Effect of geometry change on solid C shaped armature

Abstract

Armature takes an important role in the electromagnetic launch process. High current densities in the armature can result in high local temperature and consequent loss of strength and even melting and erosion. Conventional C-shaped armature is widely used which experiences high current densities in three areas: the leading edge, the trailing edge, and the throat. It is argued that if the armature shape is modified to better align with the magnetic field, the current density distribution could be more uniform. This paper tries to analyze the effect of the geometry change on C-shaped armature at low velocity. The geometry of the armature was changed to improve the current density and temperature distribution and reduce the erosion.
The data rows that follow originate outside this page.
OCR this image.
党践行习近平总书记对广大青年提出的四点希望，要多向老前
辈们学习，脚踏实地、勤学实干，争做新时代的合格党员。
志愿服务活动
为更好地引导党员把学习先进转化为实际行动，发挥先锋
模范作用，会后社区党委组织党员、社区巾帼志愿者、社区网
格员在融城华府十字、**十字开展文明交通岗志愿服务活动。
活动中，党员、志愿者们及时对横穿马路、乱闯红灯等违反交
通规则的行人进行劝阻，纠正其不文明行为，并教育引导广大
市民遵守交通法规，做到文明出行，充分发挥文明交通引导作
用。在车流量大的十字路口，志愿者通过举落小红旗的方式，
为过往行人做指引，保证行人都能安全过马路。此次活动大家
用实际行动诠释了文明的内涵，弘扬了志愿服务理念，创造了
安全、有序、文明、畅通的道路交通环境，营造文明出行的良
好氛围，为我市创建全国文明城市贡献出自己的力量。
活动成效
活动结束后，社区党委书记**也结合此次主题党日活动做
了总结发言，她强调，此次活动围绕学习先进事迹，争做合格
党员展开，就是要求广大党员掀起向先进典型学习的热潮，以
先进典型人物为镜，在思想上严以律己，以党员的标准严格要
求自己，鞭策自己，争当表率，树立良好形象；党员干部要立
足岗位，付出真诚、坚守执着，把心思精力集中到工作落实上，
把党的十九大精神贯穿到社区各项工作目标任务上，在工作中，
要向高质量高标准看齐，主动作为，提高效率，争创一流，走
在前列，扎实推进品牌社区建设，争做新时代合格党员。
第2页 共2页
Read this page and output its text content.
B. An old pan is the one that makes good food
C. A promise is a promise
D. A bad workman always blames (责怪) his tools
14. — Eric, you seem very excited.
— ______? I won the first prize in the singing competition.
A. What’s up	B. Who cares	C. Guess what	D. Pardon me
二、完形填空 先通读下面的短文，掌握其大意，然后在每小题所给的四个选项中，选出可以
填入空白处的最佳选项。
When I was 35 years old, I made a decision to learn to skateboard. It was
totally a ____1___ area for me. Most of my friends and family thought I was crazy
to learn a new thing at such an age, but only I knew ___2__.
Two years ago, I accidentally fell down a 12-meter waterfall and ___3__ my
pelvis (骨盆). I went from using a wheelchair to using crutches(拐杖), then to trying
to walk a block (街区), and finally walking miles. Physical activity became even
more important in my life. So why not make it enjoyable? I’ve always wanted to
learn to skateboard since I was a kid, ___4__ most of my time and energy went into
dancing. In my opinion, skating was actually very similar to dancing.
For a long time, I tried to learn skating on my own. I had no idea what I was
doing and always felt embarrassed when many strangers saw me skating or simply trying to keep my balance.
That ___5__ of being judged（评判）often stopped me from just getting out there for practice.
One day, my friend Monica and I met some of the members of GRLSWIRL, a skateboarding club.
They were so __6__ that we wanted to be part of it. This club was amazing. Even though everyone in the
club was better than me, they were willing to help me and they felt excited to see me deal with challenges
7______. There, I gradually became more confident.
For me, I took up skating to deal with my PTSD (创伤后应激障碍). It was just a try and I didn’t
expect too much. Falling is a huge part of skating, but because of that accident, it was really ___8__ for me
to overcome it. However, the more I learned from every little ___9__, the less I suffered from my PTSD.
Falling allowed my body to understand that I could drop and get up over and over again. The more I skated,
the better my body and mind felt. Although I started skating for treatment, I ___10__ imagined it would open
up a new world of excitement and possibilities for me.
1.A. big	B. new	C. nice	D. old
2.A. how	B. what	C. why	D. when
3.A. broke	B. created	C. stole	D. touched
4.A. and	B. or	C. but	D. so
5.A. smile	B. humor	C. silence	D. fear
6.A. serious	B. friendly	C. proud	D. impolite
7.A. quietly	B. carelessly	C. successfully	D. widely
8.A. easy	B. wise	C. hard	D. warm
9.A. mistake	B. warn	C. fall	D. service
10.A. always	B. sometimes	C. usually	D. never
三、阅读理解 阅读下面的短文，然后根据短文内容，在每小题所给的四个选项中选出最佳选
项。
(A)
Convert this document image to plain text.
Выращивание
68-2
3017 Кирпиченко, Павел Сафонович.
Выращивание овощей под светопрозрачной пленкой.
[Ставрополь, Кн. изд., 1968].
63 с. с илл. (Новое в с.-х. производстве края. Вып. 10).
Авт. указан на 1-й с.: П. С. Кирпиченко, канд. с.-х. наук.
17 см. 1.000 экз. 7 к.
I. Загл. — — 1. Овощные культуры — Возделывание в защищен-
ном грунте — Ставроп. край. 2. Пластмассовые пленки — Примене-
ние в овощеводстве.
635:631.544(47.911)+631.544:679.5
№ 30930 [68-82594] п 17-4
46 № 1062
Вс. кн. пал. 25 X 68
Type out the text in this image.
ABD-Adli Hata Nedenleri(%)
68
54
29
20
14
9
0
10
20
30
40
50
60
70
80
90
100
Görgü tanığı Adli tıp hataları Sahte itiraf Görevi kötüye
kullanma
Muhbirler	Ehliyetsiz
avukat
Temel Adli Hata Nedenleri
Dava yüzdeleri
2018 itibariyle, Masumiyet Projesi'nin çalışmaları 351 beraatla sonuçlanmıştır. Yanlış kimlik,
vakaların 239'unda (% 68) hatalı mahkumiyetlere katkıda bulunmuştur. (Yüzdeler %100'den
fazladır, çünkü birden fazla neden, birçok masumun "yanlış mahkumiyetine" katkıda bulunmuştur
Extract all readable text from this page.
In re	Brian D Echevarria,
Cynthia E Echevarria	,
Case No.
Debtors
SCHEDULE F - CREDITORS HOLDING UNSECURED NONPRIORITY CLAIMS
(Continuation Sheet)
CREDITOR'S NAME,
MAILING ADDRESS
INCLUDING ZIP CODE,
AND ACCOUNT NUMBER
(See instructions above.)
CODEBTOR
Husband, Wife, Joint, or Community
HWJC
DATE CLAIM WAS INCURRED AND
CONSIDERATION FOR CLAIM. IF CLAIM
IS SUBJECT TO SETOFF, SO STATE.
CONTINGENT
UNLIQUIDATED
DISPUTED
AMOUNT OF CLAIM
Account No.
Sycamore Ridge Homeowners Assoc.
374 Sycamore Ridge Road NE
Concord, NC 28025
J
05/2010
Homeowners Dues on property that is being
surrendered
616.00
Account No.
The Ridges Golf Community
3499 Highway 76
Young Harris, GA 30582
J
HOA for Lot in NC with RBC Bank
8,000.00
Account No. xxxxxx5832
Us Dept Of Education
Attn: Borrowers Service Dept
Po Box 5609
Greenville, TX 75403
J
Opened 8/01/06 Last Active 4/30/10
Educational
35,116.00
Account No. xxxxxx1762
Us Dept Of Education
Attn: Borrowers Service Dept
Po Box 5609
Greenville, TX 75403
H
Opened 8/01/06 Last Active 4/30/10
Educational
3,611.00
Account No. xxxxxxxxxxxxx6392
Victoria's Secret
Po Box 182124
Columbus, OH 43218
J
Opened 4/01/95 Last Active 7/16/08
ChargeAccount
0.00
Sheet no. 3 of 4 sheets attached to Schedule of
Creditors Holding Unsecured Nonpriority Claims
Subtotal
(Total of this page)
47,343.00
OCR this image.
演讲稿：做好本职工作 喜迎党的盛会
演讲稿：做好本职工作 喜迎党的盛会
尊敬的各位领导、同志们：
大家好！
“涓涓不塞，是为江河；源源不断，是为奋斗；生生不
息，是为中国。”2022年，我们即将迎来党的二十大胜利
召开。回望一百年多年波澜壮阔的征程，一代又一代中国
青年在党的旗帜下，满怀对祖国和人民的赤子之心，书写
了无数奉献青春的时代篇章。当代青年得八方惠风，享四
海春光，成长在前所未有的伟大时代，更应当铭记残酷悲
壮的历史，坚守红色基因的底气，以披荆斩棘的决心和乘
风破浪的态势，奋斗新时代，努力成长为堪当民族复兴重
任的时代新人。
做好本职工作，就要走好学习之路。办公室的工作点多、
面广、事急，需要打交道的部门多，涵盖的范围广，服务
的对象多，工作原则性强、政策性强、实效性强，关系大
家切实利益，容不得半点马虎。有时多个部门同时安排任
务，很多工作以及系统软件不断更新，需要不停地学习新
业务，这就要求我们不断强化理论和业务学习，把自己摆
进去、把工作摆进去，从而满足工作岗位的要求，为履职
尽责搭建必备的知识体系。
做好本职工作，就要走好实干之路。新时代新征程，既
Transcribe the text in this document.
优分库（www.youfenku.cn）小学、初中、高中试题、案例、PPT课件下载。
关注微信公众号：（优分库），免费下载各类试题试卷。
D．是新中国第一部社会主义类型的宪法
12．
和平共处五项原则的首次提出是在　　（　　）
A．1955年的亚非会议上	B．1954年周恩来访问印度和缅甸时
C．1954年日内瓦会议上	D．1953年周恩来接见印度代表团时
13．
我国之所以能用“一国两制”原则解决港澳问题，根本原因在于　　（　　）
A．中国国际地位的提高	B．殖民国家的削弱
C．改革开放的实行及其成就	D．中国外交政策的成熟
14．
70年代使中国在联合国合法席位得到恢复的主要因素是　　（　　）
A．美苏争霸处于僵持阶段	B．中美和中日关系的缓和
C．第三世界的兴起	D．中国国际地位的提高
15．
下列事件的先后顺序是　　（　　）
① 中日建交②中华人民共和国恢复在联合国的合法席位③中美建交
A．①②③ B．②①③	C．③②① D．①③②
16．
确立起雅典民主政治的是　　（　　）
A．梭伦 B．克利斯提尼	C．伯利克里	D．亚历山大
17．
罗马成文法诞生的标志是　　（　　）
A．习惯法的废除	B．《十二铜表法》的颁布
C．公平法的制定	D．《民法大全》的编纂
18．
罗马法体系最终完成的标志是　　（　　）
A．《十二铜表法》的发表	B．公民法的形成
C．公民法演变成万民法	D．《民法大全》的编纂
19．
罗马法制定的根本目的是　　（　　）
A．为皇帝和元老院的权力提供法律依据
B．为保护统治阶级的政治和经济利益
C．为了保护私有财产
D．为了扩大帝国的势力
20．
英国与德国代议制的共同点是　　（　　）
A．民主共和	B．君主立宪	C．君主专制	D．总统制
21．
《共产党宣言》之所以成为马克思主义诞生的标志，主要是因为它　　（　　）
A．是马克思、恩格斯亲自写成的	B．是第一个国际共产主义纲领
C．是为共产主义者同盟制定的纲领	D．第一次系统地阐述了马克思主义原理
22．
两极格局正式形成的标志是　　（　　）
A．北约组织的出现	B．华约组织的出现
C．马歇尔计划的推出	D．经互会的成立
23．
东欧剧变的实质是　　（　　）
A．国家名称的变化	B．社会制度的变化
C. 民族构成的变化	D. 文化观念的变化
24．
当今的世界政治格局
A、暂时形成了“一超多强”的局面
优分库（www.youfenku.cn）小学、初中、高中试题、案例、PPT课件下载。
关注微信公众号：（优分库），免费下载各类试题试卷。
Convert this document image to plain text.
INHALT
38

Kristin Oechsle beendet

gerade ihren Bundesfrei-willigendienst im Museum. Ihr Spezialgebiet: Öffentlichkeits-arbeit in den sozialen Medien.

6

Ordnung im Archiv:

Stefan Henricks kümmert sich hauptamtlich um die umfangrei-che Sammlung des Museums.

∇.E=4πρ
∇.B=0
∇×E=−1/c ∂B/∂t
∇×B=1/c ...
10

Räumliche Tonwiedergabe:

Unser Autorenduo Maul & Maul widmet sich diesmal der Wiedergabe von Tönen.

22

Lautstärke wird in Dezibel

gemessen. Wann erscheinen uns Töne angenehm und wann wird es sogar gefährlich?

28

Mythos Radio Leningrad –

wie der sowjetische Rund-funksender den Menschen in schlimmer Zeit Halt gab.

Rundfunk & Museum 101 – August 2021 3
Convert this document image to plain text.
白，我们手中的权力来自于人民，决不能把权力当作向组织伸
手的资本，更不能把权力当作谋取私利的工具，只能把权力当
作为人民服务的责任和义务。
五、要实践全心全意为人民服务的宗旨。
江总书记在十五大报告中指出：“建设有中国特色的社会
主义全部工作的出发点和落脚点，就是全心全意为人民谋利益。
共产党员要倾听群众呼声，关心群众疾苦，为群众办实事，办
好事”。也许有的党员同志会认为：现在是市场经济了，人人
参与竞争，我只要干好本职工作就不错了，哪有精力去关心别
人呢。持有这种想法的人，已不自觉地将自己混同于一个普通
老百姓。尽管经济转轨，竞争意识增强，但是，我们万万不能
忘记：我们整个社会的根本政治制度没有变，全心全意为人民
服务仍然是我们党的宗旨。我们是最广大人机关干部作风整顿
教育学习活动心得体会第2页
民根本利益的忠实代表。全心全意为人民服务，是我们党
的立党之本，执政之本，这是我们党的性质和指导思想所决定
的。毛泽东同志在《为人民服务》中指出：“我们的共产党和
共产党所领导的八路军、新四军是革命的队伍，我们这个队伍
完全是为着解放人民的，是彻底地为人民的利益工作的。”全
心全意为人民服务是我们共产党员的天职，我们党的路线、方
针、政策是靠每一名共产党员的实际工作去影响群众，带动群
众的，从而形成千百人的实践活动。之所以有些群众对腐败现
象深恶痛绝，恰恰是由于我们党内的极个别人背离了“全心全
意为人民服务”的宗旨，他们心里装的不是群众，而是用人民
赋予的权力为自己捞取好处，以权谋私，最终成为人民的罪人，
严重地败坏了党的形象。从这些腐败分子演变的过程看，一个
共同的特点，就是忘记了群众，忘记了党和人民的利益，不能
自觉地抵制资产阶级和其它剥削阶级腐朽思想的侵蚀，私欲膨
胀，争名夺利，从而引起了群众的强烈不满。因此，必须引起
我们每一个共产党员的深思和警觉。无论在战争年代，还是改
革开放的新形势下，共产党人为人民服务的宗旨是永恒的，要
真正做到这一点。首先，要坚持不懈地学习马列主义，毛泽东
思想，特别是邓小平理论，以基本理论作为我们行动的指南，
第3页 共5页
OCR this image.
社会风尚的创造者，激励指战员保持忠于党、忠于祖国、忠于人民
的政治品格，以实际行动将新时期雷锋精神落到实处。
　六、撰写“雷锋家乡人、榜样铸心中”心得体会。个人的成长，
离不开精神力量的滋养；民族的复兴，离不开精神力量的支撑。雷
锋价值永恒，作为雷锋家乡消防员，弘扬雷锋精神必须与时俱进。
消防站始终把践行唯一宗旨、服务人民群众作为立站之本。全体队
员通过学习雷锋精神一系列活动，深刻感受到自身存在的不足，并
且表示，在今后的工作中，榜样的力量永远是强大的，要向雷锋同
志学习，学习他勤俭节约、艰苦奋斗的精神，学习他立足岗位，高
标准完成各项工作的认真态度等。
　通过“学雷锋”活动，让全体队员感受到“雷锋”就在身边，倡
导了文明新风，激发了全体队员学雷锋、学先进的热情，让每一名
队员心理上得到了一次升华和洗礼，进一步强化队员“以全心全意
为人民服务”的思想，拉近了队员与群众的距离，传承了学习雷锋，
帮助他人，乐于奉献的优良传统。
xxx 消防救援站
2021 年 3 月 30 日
Four variants of C-shaped armatures were designed to study the specific features, including a conventional C-shaped armature (CCA), a rounded leading edge C-shaped armature (LCA), a rounded trailing edge C-shaped armature (TCA), and a rounded incorporate edge C-shaped armature (ICA). A novel low-speed experiment was constructed and tested. The armatures were eroded and recovered to compare the improved effect. Then finite element simulations according to the experiments were taken to analyze the further results. It is proved that the curved edge of the armature could reduce the nonuniformity of current density and temperature distribution greatly. LCA and ICA showed less erosion on the contact surface due to the rounded leading edge. The trailing edge could improve the uniform of the current on the interface. ICA is the best choice of the four armatures which combines the effect of LCA and TCA. Erosion and transition mechanism were analyzed at last. A detailed description of the experiments and simulations will be presented in this paper.